Technology has changed many of the things that we use on a daily basis; that the traditional workplace for instance. In times before or even during the rise of computers and technology, employees would get up and head out to an office to do their daily jobs for however many hours that they were contracted for. This was even true for those who were self-employed and owned a business. Now, however, the potential of the workplace doesn't even take place at the office anymore.
Now employees can work from home, the library, or the coffee shop down the street; employees don't even need to be in the same city or country that their employer resides in.

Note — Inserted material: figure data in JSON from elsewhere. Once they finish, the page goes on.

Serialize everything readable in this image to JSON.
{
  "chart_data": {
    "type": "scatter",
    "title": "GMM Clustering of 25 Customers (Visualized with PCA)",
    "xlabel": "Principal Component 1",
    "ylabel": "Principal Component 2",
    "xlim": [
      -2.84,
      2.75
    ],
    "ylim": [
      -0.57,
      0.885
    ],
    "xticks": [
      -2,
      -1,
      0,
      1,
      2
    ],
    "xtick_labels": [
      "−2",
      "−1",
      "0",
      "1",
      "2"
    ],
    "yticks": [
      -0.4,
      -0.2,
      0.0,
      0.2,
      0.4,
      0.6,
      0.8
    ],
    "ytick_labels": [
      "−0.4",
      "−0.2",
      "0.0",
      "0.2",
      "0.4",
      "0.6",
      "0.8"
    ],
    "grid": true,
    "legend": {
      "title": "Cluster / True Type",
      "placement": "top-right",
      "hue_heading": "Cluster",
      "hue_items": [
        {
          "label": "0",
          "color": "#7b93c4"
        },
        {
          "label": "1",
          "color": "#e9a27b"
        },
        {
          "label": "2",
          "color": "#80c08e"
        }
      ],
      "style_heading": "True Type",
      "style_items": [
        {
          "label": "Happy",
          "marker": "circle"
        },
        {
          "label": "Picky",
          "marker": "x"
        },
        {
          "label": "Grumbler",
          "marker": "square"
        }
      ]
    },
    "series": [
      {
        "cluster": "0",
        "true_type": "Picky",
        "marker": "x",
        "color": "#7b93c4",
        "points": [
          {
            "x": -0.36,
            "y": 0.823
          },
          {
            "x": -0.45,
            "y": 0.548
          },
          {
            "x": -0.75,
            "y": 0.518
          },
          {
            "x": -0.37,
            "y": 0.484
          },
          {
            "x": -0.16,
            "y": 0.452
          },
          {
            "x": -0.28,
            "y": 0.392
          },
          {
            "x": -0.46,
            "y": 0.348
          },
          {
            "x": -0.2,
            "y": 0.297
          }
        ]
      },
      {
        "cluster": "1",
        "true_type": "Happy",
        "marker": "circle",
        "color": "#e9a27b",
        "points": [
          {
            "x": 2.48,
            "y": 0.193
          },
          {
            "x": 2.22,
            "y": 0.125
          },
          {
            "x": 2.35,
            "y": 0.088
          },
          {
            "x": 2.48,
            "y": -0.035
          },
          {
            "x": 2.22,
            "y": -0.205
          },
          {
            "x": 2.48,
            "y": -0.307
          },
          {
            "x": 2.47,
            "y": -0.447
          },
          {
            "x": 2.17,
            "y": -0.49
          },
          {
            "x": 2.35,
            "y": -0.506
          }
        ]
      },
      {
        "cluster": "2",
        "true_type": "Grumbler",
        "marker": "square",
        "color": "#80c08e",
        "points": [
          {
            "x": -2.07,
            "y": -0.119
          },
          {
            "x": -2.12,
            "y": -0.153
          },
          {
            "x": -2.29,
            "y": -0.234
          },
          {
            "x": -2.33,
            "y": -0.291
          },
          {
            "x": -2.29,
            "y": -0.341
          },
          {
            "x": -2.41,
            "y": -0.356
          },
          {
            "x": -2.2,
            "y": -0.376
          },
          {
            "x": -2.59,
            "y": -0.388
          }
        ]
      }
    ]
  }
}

For many self-employed and freelance workers, the importance of keeping track of clients and perspective clients up to date is something that needs a strong consideration. As home office employees, there can be a ton of paperwork that needs to be filed and kept – insurance claims, ownership papers, client rosters – that the office might find itself overflowing with papers. Paperless offices are of course good for the environment and your office, but how do you go about getting paperwork out of your hair? Which papers should be digitized? Should you destroy all the papers?
Document scanning or document imaging is where the paper world meets the digital world. This technology allows for the scanning of paper documents into the digital forms of jpegs, gifs, TIFFs, MDIs, and OCRs; this in turn allows you to keep all of your written paper documents on your computer's hard drive, computer network, or even a CD or DVD backup disc.
Document scanning is not only a great way of keeping important paperwork on your computer, but it allows for quick access in the case that you need to send or fax information. For instance, if you're working on your taxes, you may need the information for your business records. It would take a long time to go searching through paperwork, when the easiest way could be just to do bring up the article from your desktop or computer network.
What Should I Scan?
While document scanning is great for those working in a home office, deciding what should be scanned and what shouldn't be can be a
hard task. Working in a home office can be difficult in itself, as you need to keep a working head while in your own home; it can be hard to keep away distractions and that can also spill over to decisions between home and office.
What are some of the documents that you should scan and keep digital files on? You always keep backup copies of any document that you deem to be important, as well as those that can or need to be used for financial purposes, like for your taxes. Important files you should consider scanning are –
- Business information (such as formations, LLC & self-employment documents)
- Client contracts
- Business statements
- Financial statements (tax returns, 1099 or other employment forms)
Any important documents that are contractual between you, your business, and that of your client should be scanned, not only for quick access when needed, but also as a digital copy in the case that something happens to the hard copy. In terms of where you should keep these scans, it's always a good position to have a large capacity external drive or that of online storage that you can keep these files in a safe place.
Cloud computing is becoming a very viable and popular way of accessing documents and files from a variety of locations, not just your desktop. Freelancers, for instance, should consider this option as part of their home office working, so that they can access any and all of their projects when they might be on the go.
Decide What Paperwork is Most Important to You and Your Business
The files and documents that you find important may not be the same that someone else considers important. In the terms of a home business, the business itself should dictate which files you think are important to keep digital copies of. A major aspect is to make sure that these documents are kept in either separate folders or a separate location than that of your personal files, in order not to get them mixed up.
Freelancers of course can have several different types of paperwork that they should keep scanned and digitize. Those that do desktop publishing, graphic design, blogging, or writing probably already use technology in order to complete their work, but they should also consider scanning some of their work. This of course also allows for distribution in the case one client doesn't take a design or project.